E was a company incorporated in the Bahamas. Its share holder (M) was adjudicated bankrupt in the United Kingdom and H was appointed as trustee in bankruptcy of his estate. M had been the registered owner of a property, of substantial value, in London, which was transferred to two others (X) immediately prior to the adjudication. H considered that the change in the registered ownership of the property was cosmetic, that M remained its owner on the date of adjudication and accordingly the property had then vested in him. H registered a caution against the property and commenced proceedings in the UK for a declaration that, if X existed, they held the title on a bare trust for H. H subsequently became aware of an allegation that X had sold the property to E, and that E had made the purchase with the help of a bank loan.
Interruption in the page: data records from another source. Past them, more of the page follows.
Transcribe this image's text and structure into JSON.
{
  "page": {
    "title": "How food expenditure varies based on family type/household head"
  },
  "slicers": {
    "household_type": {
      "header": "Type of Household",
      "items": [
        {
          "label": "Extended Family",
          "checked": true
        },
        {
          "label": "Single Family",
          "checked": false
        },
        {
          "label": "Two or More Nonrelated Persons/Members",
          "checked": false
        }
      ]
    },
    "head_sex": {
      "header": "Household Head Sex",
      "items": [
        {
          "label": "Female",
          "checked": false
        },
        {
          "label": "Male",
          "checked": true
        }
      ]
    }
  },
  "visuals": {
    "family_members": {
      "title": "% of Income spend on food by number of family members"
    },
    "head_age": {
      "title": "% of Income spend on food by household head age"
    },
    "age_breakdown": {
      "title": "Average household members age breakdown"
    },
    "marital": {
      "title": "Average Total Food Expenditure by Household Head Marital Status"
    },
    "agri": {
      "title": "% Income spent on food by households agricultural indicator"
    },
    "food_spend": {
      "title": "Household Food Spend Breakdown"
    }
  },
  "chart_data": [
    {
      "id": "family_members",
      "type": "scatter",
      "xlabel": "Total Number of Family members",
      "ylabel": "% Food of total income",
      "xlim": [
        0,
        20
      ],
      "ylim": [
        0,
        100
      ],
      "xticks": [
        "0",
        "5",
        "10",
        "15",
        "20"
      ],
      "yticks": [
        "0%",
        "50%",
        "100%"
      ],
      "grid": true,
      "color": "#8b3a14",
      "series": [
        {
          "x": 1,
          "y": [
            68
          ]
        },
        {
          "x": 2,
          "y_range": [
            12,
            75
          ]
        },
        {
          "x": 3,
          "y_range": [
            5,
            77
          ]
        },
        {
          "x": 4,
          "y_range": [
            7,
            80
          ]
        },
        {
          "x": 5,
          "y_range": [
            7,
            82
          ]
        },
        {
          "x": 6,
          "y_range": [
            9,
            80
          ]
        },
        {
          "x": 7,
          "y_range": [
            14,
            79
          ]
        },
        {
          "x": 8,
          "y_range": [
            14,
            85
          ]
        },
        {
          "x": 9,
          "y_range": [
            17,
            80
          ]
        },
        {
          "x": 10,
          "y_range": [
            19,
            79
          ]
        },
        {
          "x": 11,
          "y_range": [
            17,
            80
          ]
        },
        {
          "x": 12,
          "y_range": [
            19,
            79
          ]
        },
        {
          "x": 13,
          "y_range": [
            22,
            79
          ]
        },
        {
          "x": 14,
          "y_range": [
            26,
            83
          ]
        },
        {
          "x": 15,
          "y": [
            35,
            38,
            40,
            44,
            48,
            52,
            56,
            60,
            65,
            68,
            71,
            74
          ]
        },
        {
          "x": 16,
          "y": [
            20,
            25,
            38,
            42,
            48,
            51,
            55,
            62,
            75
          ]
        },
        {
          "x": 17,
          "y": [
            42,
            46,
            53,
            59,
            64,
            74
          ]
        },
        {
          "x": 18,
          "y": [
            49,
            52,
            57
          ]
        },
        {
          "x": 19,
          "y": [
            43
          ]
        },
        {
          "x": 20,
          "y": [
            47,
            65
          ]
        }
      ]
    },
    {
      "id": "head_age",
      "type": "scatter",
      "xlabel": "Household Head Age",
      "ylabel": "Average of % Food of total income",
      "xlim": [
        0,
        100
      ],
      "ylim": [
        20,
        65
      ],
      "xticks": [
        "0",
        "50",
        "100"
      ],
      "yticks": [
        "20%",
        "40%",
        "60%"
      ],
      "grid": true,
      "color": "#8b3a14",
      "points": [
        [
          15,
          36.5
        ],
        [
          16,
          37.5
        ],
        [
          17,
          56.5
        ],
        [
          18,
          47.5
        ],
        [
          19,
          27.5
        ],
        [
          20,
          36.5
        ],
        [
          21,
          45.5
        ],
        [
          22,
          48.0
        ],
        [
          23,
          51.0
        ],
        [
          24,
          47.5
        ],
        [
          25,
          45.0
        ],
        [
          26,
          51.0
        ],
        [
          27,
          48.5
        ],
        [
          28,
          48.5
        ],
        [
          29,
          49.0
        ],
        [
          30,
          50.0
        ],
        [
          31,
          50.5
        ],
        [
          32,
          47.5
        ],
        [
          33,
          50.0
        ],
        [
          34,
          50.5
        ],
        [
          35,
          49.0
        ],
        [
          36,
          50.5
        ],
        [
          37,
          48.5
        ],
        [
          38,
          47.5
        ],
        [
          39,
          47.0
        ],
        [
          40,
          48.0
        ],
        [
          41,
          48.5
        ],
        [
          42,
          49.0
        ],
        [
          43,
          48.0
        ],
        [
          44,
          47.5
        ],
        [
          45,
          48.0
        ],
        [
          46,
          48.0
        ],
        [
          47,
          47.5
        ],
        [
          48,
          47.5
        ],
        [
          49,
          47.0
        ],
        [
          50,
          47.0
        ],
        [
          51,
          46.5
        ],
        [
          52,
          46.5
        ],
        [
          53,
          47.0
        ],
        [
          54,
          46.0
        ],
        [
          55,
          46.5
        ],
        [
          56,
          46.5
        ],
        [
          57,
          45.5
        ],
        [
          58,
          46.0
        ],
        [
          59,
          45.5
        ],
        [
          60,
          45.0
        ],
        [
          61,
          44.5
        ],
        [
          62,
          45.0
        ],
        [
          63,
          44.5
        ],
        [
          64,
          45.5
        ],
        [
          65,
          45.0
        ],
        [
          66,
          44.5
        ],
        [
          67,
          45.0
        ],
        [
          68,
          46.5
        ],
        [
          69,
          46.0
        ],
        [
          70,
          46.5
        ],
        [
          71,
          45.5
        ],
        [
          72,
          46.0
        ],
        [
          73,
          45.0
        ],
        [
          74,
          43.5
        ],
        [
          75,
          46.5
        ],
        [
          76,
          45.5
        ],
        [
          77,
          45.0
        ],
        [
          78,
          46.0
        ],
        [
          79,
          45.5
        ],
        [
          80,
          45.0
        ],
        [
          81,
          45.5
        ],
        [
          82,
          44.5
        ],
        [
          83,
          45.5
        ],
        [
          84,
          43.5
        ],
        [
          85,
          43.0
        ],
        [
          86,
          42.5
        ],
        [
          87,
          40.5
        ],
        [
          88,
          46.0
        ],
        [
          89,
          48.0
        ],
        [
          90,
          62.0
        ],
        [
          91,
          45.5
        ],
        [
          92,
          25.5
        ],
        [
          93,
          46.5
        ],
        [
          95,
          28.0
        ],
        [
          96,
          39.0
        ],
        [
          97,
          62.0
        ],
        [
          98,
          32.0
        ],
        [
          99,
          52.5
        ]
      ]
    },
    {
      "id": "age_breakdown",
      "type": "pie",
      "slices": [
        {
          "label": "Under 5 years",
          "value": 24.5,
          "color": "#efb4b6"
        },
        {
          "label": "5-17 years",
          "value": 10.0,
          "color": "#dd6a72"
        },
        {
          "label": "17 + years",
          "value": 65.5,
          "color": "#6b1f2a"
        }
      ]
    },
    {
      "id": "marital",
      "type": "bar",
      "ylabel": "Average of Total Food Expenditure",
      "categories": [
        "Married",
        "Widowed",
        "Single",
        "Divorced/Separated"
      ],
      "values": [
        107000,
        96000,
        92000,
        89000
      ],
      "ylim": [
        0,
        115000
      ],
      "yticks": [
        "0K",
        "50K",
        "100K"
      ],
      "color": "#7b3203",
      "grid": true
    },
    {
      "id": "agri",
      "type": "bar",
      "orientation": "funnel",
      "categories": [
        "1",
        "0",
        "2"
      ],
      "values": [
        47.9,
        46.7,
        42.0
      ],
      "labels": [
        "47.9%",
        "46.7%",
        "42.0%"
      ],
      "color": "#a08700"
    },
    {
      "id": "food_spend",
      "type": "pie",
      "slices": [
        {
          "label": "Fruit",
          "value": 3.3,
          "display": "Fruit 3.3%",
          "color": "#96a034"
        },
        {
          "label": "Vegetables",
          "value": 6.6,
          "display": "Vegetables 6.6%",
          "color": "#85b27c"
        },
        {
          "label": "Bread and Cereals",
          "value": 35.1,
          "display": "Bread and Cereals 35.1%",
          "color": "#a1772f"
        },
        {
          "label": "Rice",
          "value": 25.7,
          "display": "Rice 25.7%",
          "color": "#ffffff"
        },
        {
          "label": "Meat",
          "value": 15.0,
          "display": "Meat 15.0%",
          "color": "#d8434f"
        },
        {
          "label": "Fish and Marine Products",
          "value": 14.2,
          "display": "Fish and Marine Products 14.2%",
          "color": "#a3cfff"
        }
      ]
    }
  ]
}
H formed the view that E was under the effective control of M, and that the alleged sale of the property to it was a further attempt on his part to hide his continuing ownership of it. H subsequently purchased the assignment of the bank's debt and its purported mortgage over the property. H served a statutory demand on E at its registered office. The demanded payment was not made, but E did not dispute its liability to make it. H petitioned for E to be wound up for failure to respond to the demand. E based its opposition to the petition on the proposition that H's purpose in bringing it was improper and an abuse of the court process.

E submitted that H's intention was to replace the direction of its defence of the English action by its directors with that of a liquidator who might prove to be a weaker opponent, and thereby secure for himself an unfair advantage in the litigation.

Held

The Board had no view about where the merits of the English action between H and E lay. There was no doubt that H's purposes in presenting the winding-up petition were intimately related to the English action. It was probably the case that H regarded a winding-up order as likely to be of advantage to him in his capacity as claimant in the English action as well as in his capacity as the petitioning creditor. E's continuing defence in the English action was leading H to incur substantial costs and was thus generating a potential increase in its total liability to him and a corresponding increase in the risk that it could not be met. A winding-up order was also likely to be of substantial advantage to H in his capacity as the petitioning creditor, and the securing of such an advantage was one of his purposes. It was not necessary that it should have been his principal purpose, Millennium Advanced Technology Ltd, Re [2004] EWHC 711 (Ch), [2004] 1 W.L.R. 2177 applied. H, as trustee, was a large creditor of E; his debt was contingently unsecured and he was not in receipt of interest. It was in the interests of E, as the insolvent company, and in particular of H in that capacity, that, before it proceeded, from some source or other, to incur further indebtedness with which to fund the maintenance of its defence at a trial estimated to last for seven or eight days, a professional decision had to be taken on its behalf about the further conduct of its defence and about the terms of any compromise which it would have been commercially sensible for it to have proposed. In its defence of the winding-up petition, E had therefore failed to establish that H's petition represented an abuse of the process of the court and failed to displace his entitlement to an order (see para.33 of judgment).